Fields managed to overcome a trying week in which he was benched at halftime of the Jets’ Week 7 loss to the Carolina Panthers and then called out by team owner Woody Johnson. But Tyrod Taylor’s ankle injury ensured that Fields got one more chance to run with the starting job, and he made the most of it.
The Jets erased four separate 14-plus-point deficits, including a two-touchdown hole with 10:21 left in the fourth quarter, to stun the Bengals in a 39-38 victory. Fields had his best game yet as a Jet, throwing for 244 yards and a touchdown while rushing for an additional 31.
“I’m so impressed by how mature he is,” defensive tackle Harrison Phillips said on Monday. “You could tell [the last week] weighed on him, but it didn’t let it waver his faith in himself and what he believes he can do for this team… Back against the wall, and that’s what you do? That’s somebody I want to play with. There’s a reason there’s a [captain’s] ‘C’ on his chest.”
It is not clear yet, though, if it was enough for him to save his job as New York’s starter. The general consensus was that Taylor was going to get the start if he was healthy, and that reality still very much exists as they have two weeks to prepare for a Week 9 matchup at MetLife Stadium against the Cleveland Browns.
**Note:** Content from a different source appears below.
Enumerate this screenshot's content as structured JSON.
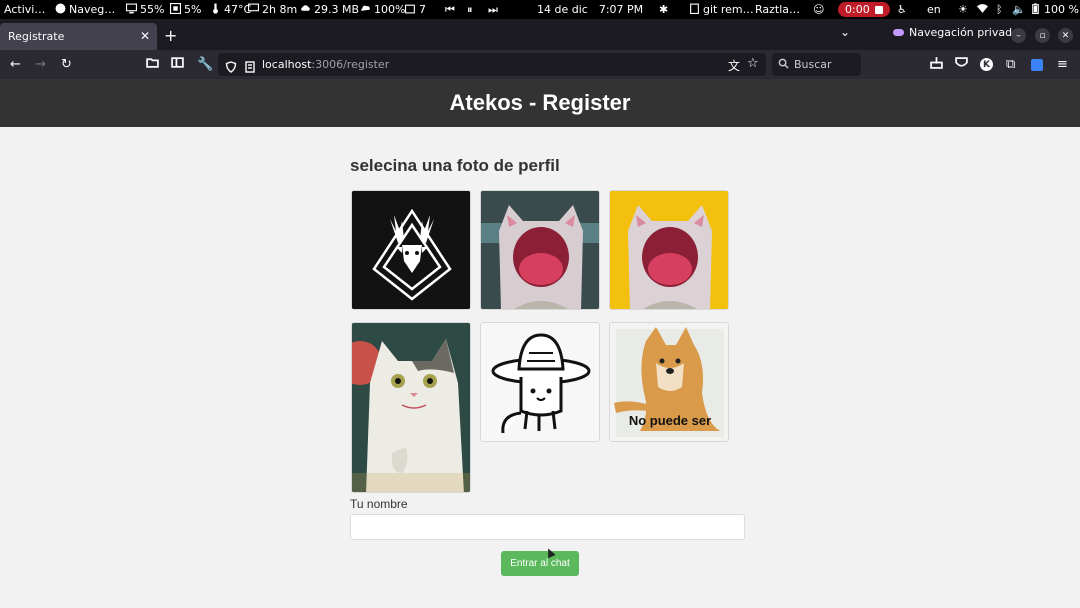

But what the 26-year-old was able to do with Sunday’s heroics was tighten this hypothetical competition between him and Fields, and perhaps give Glenn even more to think about after watching him navigate what must have been one of his more trying weeks as a professional.
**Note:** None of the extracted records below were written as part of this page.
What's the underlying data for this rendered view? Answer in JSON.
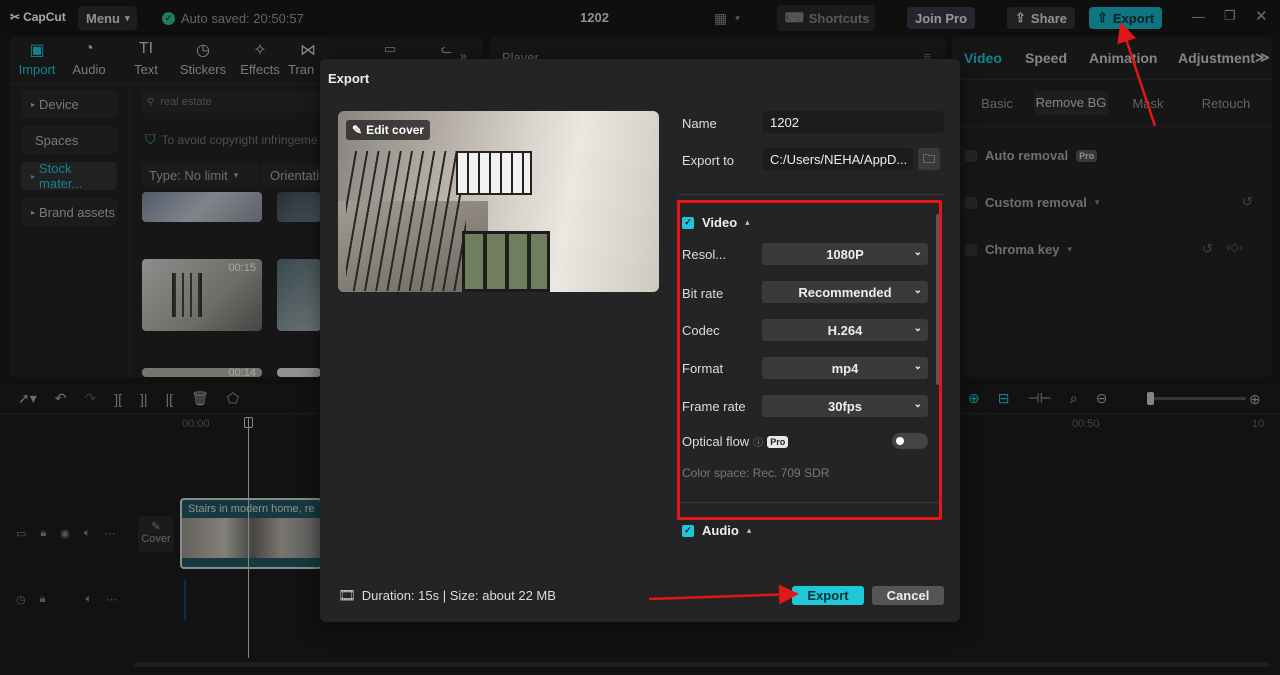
{
  "titlebar": {
    "logo": "CapCut",
    "menu_label": "Menu",
    "autosave": "Auto saved: 20:50:57",
    "project_name": "1202",
    "shortcuts_label": "Shortcuts",
    "joinpro_label": "Join Pro",
    "share_label": "Share",
    "export_label": "Export"
  },
  "nav_tabs": [
    {
      "label": "Import",
      "icon": "import-icon"
    },
    {
      "label": "Audio",
      "icon": "audio-icon"
    },
    {
      "label": "Text",
      "icon": "text-icon"
    },
    {
      "label": "Stickers",
      "icon": "stickers-icon"
    },
    {
      "label": "Effects",
      "icon": "effects-icon"
    },
    {
      "label": "Tran",
      "icon": "transitions-icon"
    }
  ],
  "sidebar": {
    "items": [
      {
        "label": "Device"
      },
      {
        "label": "Spaces"
      },
      {
        "label": "Stock mater..."
      },
      {
        "label": "Brand assets"
      }
    ]
  },
  "media": {
    "search_value": "real estate",
    "copyright_note": "To avoid copyright infringeme",
    "type_filter": "Type: No limit",
    "orientation_filter": "Orientati",
    "thumb1_duration": "00:15",
    "thumb3_duration": "00:14"
  },
  "player": {
    "label": "Player"
  },
  "right_panel": {
    "tabs": [
      {
        "label": "Video"
      },
      {
        "label": "Speed"
      },
      {
        "label": "Animation"
      },
      {
        "label": "Adjustment"
      }
    ],
    "subtabs": [
      {
        "label": "Basic"
      },
      {
        "label": "Remove BG"
      },
      {
        "label": "Mask"
      },
      {
        "label": "Retouch"
      }
    ],
    "auto_removal": "Auto removal",
    "custom_removal": "Custom removal",
    "chroma_key": "Chroma key",
    "pro_badge": "Pro"
  },
  "timeline": {
    "time_start": "00:00",
    "time_end": "00:50",
    "time_end2": "10",
    "clip_label": "Stairs in modern home, re",
    "cover_label": "Cover"
  },
  "export_dialog": {
    "title": "Export",
    "edit_cover": "Edit cover",
    "name_label": "Name",
    "name_value": "1202",
    "export_to_label": "Export to",
    "export_to_value": "C:/Users/NEHA/AppD...",
    "video_section": "Video",
    "resolution_label": "Resol...",
    "resolution_value": "1080P",
    "bitrate_label": "Bit rate",
    "bitrate_value": "Recommended",
    "codec_label": "Codec",
    "codec_value": "H.264",
    "format_label": "Format",
    "format_value": "mp4",
    "framerate_label": "Frame rate",
    "framerate_value": "30fps",
    "optical_flow_label": "Optical flow",
    "pro_badge": "Pro",
    "color_space": "Color space: Rec. 709 SDR",
    "audio_section": "Audio",
    "duration_size": "Duration: 15s | Size: about 22 MB",
    "export_button": "Export",
    "cancel_button": "Cancel"
  },
  "colors": {
    "accent": "#1fc8d9",
    "highlight_red": "#e3161a",
    "background": "#1a1a1a"
  }
}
“There are so many levels to things that he goes through as a person and as a player that sometimes, we look at athletes at this magnitude that they’re not human, they’re robots,” Glenn said. “There are so many things that are attacked at so many levels in these guys. They’re humans, they have feelings, they go through things. But man, we create these storms for these players that some people have no idea what they go through. They’re just like me, they’re just like you, they’re just like anybody else. They have feelings, they go through things. It just so happens that he’s such a strong-willed person that he’s built to handle things like that. I’m proud of him. I’m not shocked. And I expect him to continue living his life like that.”